What does this mean in normal people’s speech? “Every time it rejects somebody from entering Canada from abroad, it gets a gold star,” L’Allie explained. “Over time, it has come to love getting those gold stars. I mean, it really loooooooooves it some gold star accumulation. So, it comes up with ever more tenuous rationales for denying people entry.”

Like Gelid Gerund, who was refused entry on the grounds that “they look like a gender confused penguin?”

“Exactly,” L’Allie agreed. “Nowhere in the law does it say that people who look like penguins should not be allowed into Canada, regardless of their sexuality.”

Politicians expressed outrage at the news. “This is outrageous!” exclaimed Conservative Party leader Pierre Poilievre. I had already said that, but never mind. Why did Poilievre think ProQuIL was outrageous? “It keeps white people out of the country!”

“It’s about three hundred years too late,” quipped indigenous filmmaker Alanis Obomsawin.

CBDA spokesperson Jacqueline Pugnacious pointed out that ProQuIL was just a tool, and that human border patrol officers had the final say over whether somebody would be allowed into Canada. What would she call an officer who always did what ProQuIL recommended and didn’t allow anybody into the country?

“A patriot.”

Pugnacious went on to say that travellers who are refused boarding may file a complaint in writing using the CBDA web form or deliver it to staff at their offices in Ottawa.
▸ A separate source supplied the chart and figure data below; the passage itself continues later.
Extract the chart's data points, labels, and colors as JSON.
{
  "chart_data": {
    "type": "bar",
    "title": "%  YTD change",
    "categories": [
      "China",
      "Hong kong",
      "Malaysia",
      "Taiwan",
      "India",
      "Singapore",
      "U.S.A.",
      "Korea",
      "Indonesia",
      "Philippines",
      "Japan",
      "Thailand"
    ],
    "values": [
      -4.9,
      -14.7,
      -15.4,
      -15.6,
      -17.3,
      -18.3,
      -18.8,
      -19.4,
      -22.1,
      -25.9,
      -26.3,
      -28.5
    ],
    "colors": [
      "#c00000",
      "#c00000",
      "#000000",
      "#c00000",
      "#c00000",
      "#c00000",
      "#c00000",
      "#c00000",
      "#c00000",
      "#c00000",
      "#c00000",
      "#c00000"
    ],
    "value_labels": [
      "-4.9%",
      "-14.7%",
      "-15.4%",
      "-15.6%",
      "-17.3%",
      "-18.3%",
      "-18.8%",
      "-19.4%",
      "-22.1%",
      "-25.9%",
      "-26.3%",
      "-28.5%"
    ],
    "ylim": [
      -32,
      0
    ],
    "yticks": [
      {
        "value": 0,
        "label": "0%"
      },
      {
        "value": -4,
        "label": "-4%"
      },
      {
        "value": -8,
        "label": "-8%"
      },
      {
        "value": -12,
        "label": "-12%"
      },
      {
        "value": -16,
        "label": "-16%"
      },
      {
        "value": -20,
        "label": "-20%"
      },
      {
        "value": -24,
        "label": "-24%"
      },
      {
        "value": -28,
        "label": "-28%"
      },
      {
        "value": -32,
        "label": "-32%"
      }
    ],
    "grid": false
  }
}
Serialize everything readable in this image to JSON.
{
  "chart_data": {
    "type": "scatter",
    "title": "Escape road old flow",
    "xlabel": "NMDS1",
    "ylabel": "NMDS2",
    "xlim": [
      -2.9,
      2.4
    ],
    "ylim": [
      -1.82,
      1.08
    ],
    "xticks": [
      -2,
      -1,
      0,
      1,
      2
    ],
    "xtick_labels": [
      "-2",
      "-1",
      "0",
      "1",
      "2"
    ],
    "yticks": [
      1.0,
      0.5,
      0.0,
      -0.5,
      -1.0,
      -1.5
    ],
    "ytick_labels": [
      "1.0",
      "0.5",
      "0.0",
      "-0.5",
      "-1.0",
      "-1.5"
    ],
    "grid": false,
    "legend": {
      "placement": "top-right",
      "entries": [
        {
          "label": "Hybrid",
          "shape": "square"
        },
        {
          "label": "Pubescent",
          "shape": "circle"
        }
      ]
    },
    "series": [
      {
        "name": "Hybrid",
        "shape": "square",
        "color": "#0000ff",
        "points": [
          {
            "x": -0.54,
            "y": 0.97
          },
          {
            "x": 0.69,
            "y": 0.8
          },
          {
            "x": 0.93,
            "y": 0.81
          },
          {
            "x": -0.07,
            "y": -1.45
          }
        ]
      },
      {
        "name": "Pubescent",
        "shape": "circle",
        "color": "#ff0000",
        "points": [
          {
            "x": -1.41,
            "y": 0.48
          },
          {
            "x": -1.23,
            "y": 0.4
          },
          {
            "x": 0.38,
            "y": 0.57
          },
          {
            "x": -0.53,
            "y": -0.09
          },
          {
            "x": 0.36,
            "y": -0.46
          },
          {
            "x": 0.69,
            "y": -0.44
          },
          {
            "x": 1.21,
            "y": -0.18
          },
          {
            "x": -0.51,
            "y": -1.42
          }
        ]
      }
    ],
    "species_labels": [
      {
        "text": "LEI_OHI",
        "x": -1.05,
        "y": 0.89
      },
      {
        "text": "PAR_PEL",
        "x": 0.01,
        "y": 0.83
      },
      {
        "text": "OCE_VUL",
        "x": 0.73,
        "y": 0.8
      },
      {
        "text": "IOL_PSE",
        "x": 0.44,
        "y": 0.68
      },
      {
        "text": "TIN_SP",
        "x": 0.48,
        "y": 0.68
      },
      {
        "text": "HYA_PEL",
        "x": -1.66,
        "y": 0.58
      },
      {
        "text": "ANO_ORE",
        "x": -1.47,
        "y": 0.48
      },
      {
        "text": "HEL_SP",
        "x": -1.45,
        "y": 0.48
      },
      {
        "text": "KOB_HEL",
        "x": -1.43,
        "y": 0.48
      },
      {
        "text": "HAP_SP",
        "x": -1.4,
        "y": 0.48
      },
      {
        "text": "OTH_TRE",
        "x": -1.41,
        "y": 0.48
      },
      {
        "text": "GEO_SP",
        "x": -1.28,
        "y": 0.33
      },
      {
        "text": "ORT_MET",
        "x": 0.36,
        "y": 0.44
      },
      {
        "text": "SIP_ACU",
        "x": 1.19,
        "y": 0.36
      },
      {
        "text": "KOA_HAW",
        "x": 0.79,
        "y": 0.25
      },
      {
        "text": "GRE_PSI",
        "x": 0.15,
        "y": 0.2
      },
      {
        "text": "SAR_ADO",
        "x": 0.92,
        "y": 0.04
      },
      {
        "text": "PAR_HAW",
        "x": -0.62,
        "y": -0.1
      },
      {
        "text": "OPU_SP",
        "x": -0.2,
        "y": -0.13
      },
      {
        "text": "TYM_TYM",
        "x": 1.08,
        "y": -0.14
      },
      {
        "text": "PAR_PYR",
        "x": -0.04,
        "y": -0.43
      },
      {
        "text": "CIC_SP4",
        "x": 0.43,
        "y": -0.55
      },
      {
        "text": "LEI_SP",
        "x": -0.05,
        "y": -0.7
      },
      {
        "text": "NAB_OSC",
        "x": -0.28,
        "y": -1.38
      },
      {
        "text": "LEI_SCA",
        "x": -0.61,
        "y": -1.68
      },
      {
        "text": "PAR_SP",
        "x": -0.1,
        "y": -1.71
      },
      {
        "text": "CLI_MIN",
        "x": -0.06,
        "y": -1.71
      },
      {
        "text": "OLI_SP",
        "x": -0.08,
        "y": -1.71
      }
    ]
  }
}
“I tried the web form,” Paduque stated. “Whenever I tried to submit my complaint, the page crashed. After about 87 tries, I got the hint…”

“How am I supposed to deliver a complaint to anybody in Ottawa?” Harzani shouted. “I’m not allowed into the country!”

“There’s no need to shout,” Pugnacious said. “The CBDA does not respond well to anger.”

Or complaints of any kind, apparently.